Это было несчастьем по нескольким причинам сразу. Первое несчастье состояло в том, что придется пойти к надзирательнице. Та выдаст ей всего одно полотенце на смену, и ей придется самой его стирать, а надзирательница еще и отругает ее, если она испачкает платье: «Кровь не отстирывается!» Вторым несчастьем были неминуемые сильные боли, от которых девочки иногда даже плакали, ведь лекарств им не давали: «Таков ваш удел. А мужчинам каково? Они идут на войну». Еще одним несчастьем был запах железа и рыбы, который пропитывал одежду и ощущался особенно сильно всякий раз, когда повзрослевшая девочка забывала крепко сжать ляжки. Да, девушки утрачивали детский запах, теплый сладкий запах невинности, исходивший от них еще недавно. Отныне на них смотрели по-другому – как на уцененный товар, без прежнего сочувствия, и под этими взглядами они превращались в сучек. Они впадали в неистовство, ими овладевало желание чувствовать, смеяться до изнеможения. Они становились опасными, и теперь, когда одна из них приглашала другую к себе в кровать, все знали, что они ищут не только тепла или утешения в своих горестях. Девушки с пушком на верхней губе забирались под одеяло. Они ласкали языком дурно пахнущую вагину одноклассницы, засовывали в нее пальцы с длинными ногтями. Они царапали и кусали друг дружку. Потом девушки жаловались на то, что у них рези, когда они мочатся, или на дурные болезни, на которые, казалось, никто не обращал внимания.
Обо всем этом Сабах молчала. Со своей теткой Матильдой, чьи светлые волосы и белая кожа казались ей очень красивыми, она вела себя как разумное дитя, понимающее, что может надеяться только на то, что имеет, и ни на что более. Она поблагодарила Матильду за журналы и за туфли: не важно, что они великоваты, она подложит в носы вату, да и вообще нога у нее еще может вырасти.

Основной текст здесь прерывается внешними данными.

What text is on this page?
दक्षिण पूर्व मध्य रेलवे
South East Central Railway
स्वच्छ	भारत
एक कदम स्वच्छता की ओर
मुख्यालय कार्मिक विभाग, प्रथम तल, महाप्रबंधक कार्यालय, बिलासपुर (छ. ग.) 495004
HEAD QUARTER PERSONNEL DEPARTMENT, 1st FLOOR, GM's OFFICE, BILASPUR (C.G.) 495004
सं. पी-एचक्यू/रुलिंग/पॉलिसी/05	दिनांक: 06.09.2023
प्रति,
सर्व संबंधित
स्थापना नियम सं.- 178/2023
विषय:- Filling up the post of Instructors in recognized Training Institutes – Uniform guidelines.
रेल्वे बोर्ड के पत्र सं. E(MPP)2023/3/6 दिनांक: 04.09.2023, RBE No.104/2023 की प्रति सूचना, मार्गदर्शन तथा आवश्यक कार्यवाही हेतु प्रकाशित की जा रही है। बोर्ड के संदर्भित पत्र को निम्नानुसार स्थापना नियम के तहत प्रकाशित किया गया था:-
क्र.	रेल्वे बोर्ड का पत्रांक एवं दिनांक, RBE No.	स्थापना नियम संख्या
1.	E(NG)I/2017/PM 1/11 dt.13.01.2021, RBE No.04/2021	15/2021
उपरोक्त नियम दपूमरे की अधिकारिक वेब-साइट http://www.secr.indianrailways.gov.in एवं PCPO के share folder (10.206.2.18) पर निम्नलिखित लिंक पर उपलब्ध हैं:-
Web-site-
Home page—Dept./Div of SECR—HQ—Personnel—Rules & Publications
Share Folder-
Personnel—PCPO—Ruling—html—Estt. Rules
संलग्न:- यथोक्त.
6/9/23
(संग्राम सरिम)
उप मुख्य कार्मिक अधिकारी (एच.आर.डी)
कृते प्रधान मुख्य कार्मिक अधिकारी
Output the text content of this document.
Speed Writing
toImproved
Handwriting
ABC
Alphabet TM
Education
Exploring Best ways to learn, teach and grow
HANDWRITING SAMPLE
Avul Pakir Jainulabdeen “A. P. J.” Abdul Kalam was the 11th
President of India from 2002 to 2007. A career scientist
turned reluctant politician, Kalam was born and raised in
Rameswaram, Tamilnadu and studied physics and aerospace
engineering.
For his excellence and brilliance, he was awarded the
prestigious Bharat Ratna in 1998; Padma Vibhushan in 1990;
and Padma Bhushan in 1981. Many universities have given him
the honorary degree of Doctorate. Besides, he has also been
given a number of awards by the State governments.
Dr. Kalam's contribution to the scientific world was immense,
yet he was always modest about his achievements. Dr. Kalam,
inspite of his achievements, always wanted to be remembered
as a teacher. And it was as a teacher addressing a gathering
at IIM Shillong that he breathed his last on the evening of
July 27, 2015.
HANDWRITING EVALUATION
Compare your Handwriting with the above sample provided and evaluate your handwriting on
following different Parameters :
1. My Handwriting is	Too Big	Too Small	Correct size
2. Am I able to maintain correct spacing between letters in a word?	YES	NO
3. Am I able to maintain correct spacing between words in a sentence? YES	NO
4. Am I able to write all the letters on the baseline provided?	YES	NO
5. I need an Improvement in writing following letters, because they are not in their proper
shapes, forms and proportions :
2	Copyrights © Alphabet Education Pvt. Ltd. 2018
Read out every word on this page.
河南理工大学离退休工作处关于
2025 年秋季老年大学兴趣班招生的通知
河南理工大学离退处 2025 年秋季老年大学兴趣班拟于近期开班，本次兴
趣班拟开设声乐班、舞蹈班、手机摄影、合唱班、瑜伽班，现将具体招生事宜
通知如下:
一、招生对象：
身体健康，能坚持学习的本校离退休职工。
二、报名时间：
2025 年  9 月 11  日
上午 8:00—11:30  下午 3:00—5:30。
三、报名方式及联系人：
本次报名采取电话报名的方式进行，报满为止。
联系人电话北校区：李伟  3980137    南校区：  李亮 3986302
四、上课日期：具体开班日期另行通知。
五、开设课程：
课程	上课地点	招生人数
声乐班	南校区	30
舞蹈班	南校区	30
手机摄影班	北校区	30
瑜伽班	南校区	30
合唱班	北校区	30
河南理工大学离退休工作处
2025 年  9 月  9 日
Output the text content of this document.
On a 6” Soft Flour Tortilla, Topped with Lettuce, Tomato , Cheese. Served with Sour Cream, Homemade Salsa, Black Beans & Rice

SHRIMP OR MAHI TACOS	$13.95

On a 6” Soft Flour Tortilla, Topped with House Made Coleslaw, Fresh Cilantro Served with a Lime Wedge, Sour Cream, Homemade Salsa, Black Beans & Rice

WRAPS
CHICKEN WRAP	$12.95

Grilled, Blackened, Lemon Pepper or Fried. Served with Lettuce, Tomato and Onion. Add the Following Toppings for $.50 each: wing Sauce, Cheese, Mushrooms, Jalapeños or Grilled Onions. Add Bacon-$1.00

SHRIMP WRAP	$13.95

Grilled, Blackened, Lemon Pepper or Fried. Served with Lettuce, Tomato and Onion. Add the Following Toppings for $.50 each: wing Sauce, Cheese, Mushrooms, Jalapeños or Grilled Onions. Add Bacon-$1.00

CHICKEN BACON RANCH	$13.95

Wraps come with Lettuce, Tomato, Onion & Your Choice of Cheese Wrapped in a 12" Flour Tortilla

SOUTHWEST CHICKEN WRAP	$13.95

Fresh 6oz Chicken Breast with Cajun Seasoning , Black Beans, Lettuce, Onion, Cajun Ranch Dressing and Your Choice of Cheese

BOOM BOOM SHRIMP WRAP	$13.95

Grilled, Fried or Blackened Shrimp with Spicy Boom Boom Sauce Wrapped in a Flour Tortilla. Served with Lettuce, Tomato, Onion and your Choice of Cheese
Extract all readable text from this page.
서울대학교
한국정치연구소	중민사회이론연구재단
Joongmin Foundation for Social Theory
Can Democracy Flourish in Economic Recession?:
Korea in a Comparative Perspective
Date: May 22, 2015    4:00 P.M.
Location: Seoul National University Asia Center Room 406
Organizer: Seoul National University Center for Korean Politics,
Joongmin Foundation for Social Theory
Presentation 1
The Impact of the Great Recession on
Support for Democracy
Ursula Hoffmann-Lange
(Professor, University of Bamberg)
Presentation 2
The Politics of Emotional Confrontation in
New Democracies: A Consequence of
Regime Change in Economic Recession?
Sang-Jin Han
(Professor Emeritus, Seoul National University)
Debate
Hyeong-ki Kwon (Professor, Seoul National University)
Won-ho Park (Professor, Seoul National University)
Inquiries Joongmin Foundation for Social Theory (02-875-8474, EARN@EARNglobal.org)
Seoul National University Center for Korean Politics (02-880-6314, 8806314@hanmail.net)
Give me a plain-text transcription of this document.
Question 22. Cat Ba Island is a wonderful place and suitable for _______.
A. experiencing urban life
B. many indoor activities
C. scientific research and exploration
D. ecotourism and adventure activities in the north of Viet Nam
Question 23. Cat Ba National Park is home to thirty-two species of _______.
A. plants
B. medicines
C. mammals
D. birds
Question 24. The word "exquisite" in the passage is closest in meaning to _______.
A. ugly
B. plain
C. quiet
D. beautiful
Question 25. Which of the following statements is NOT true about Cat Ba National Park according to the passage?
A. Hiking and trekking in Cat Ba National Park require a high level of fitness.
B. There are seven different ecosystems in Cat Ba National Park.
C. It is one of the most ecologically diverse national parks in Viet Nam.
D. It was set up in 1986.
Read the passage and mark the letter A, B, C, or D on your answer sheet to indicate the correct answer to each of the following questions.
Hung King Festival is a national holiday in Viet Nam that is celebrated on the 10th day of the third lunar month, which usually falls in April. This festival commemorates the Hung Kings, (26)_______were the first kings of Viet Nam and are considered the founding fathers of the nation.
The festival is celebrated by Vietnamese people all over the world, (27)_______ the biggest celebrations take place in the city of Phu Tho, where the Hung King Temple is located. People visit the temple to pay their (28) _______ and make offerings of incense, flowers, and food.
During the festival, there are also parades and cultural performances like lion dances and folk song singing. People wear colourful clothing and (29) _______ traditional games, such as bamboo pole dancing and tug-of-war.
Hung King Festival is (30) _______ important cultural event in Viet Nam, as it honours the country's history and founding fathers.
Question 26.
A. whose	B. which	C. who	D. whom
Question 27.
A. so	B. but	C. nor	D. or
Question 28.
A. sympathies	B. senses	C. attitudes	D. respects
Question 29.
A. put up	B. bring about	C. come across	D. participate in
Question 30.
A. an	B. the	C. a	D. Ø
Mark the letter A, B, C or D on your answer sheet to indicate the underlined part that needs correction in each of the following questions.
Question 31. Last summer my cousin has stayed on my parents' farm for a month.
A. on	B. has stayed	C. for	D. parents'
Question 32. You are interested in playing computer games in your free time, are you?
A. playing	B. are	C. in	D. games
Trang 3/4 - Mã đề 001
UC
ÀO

С вечера пятницы около интерната бродили молодые парни. Они ставили мопеды под окнами дортуаров и ждали. Курили сигареты, смеялись, хлопая себя по животу, провожали взглядами проходивших мимо женщин, пытаясь рассмотреть форму ягодиц под просторными одеяниями. Дирекцию интерната, похоже, не заботило их присутствие. На самом деле директриса, наоборот, пыталась обернуть его себе на пользу. Хишам, игравший роль вожака, часто одаривал ее пакетами сахара и большими пучками мяты, к тому же он привозил из Феса банки вяленого мяса, которое директриса обожала. В обмен на угощение она соглашалась ничего не замечать и позволяла девушкам, которых все равно считала пропащими, бегать к парням. Сабах была не самой красивой. И если составляла компанию подружкам, то делала это без энтузиазма. Просто чтобы убить время. Между тем Хишам ее заприметил. Ему было не больше двадцати, он носил синие джинсы и безупречно чистые рубашки. И постоянно что-нибудь жевал: лакричную палочку, зубочистку, колосок пшеницы. Когда он впервые увидел Сабах, то подошел к ней и протянул руку к ее лбу. Несколько раз нежно провел пальцами по линии роста волос. Девушки и парни замолчали. У Сабах был длинный шрам, но она не знала, откуда он взялся, тем более что ей никто не рассказывал о ее детстве. Хишам покачал головой и улыбнулся ей. Он похлопал ее по макушке с такой нежностью, что Сабах это потрясло. У нее возникло ощущение, будто он признал ее своей, будто он ее удочерил. Лишь несколько недель спустя, когда они стояли, прислонившись к чьей-то машине, он объяснил девушке свое поведение. Этот шрам оставила вязальная спица или тонкий железный стержень, с помощью которых женщины иногда избавлялись от нежелательной беременности.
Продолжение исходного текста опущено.